Crypto trading platform Coinbase has reportedly reached out to institutional clients about possible plans to set up a trading platform outside of the US, three people with direct knowledge told Bloomberg.
With crypto-friendly banks dwindling and regulatory scrutiny increasing, the potential move comes as no surprise. US regulators have been probing the platform’s nefarious dealings for years — the New York Department of Financial Services (NYDFS) slapped the firm with a $50 million penalty in January after an investigation found “long-standing failures” in its anti-money laundering compliance. According to NYDFS, these failures allowed serious criminals to move their crypto via the platform. Coinbase was also ordered to invest an extra $50 million in its compliance program.

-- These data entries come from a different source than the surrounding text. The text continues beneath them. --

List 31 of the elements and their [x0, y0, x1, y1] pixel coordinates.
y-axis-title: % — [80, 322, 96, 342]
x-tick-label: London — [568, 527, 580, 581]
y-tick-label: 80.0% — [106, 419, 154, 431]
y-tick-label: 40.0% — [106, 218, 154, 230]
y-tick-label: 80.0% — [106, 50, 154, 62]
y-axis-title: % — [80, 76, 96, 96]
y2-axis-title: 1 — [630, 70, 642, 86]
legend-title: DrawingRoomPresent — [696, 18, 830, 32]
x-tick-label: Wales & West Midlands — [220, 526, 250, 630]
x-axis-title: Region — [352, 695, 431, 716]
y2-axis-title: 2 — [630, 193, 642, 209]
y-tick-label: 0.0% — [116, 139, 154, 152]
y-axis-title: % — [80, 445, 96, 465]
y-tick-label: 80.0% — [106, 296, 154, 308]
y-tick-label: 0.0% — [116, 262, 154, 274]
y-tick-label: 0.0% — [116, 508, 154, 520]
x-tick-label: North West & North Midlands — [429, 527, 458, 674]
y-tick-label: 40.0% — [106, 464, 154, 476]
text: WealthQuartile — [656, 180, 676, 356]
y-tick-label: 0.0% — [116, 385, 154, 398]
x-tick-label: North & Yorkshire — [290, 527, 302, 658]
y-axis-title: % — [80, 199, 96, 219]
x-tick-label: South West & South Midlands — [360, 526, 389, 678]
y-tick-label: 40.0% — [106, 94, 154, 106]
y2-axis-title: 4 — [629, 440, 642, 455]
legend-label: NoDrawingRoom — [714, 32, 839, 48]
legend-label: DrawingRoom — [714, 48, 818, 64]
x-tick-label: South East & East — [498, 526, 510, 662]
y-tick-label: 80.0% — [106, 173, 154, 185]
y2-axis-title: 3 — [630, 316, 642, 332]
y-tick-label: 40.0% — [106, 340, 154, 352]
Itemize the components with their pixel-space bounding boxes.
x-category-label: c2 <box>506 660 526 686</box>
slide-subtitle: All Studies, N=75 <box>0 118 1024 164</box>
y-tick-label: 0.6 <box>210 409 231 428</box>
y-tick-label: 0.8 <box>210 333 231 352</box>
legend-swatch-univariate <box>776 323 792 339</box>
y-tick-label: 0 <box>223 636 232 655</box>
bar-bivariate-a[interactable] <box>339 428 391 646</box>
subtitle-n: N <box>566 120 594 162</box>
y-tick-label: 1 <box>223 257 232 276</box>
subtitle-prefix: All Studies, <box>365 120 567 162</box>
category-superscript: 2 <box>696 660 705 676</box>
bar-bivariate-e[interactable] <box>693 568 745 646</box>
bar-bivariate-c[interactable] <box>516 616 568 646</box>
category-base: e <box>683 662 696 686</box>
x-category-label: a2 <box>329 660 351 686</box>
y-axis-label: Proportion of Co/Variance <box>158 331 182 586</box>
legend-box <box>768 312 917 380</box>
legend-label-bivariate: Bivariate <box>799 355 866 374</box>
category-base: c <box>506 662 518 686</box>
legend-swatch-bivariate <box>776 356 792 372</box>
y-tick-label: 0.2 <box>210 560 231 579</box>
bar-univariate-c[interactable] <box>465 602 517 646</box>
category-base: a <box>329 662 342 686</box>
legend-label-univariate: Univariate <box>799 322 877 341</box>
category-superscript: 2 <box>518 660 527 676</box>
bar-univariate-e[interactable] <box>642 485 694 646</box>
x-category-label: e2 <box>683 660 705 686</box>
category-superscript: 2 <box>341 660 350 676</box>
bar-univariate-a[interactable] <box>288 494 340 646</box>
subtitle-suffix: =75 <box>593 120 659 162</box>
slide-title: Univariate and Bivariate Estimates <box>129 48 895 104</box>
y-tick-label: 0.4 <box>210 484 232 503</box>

Back in July, an investigation by the Securities and Exchange Commission (SEC) resulted in charging a former Coinbase manager, his brother, and his friend with insider trading. The SEC announced that same month it will open an investigation into the platform for potentially selling securities.
The San Francisco-born crypto trading firm has enjoyed a foothold in the US most can only dream of, including a US public listing. Its top execs have teased global expansion for a while now — after the recent failings of crypto-friendly banks Silvergate and Signature and growing anti-crypto sentiments in government, it feels like the right time for Coinbase to diversify.
That doesn’t mean the platform will be welcomed with open arms, however. Coinbase has already fallen into hot water with EU countries — most recently, the Dutch central bank imposed a $4 million fine on the firm for operating unregistered in the Netherlands for two years.
A spokesperson for Coinbase declined to comment to Bloomberg.